Re: climate change times are a changin'
OK, that's a good point. Let me ask you a question, though. (It's not a trap -- I don't know the answer.) What has a lower carbon footprint -- a mile driven in an electric car powered by a fossil fuel plant or a mile driven in a current car?
That is a really excellent question, and I don't know a definitive answer - in fact, I'm not sure a definitive answer is really possible. On the face of it, it's an easy question: oil has two paths to create the motion of the vehicle which is the end result that you desire:
A. oil -> shipped to refinery -> refined to gasoline -> trucked to gas station -> combustion in tiny (inefficient) car engine -> motion
B. oil -> refined to fuel oil -> shipped to power plant -> combustion in massive (efficient) power plant -> generation losses -> transmission losses -> vehicle charging losses -> electric motor losses -> motion
I believe that if this is your accounting method, you would pick B (based on today's battery technology, which is the key enabler for an electric vehicle) - the gains in the combustion efficiency of a huge, stationary power plant are more than enough to make up for all those extra steps of transmitting, storing, and converting the electricity to motion. However, that really only tracks the efficiency of the various energy conversion and transport processes,
once the infrastructure and the vehicles have been built. If you broaden your scope to include the relative energy required to construct the infrastructure and the vehicles, then everything gets a whole lot muddier. We already have a massive infrastructure to support A, so the "marginal cost" of putting the first electric vehicles on the road is enormous. However, if we imagine a world where B was the prevailing paradigm, we would say the same thing about A ("What? You're going to build 10s of thousands of filling stations and truck gasoline to them one at a time??? Are you nuts?"). And, it does take a whole lot more energy to build an electric car (batteries take a lot of energy to build), and that energy use has to be "amortized" over the life of the car - and the amount of energy to build electric cars is changing all the time...

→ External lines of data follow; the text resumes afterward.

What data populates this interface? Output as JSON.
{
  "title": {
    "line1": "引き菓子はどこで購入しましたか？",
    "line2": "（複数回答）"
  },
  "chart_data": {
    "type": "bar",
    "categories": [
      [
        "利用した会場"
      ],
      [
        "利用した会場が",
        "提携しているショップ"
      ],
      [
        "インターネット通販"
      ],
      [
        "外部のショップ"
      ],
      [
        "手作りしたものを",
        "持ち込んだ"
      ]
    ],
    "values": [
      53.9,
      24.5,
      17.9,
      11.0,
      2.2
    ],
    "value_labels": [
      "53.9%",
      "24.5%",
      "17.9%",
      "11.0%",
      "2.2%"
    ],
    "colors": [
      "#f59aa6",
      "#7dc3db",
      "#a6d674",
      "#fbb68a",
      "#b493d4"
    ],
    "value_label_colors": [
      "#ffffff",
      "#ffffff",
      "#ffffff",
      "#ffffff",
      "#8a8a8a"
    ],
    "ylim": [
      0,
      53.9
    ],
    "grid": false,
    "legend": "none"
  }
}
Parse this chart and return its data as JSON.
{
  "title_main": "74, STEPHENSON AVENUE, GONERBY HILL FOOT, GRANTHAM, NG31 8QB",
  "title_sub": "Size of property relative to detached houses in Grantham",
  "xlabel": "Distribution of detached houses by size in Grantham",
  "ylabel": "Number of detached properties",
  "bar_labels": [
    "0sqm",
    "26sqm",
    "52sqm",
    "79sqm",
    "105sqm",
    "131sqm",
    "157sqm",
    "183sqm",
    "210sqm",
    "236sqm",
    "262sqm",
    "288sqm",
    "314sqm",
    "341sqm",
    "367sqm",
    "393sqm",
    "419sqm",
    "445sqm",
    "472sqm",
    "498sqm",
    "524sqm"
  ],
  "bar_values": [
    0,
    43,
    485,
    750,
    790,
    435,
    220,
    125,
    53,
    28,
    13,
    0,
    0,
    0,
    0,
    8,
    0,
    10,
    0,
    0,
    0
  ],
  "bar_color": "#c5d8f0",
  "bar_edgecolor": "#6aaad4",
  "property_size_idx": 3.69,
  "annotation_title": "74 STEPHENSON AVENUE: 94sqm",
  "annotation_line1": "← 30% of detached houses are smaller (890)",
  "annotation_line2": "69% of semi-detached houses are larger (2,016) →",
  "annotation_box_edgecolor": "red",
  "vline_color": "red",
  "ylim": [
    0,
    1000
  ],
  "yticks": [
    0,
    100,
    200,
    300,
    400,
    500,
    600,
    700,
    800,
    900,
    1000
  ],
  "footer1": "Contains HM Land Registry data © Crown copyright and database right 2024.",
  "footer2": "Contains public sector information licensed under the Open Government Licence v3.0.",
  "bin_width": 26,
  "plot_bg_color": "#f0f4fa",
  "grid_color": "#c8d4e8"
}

The apples-to-apples comparison would be to look at what we have today (A), and compare it to how much energy we
would be using to create that same transportation effect if we lived in a world with a similarly mature infrastructure for B. Since we can really only imagine what the B world would look like, it necessarily involves a lot of assumptions, extrapolations, and outright guesswork - not very satisfying to an engineer who would like to find a "definitive" answer.
I'm not sure I'd call nuclear worries "NIMBY hysteria" unless you're willing to live right next to one. You and I have the luxury of choosing to live in nice leafy suburbs away from dirty (or lethal) industry. The people who don't have that luxury should fight tooth and nail to keep that stuff away from them.
I would happily live near a nuclear plant, except that those areas are usually blighted because most of the people who can afford to live elsewhere, do - I would be far more concerned about my
actual neighbors than my industrial ones. I do, in fact, live in the shadow (literally) of a massive high-tension power transmission tower.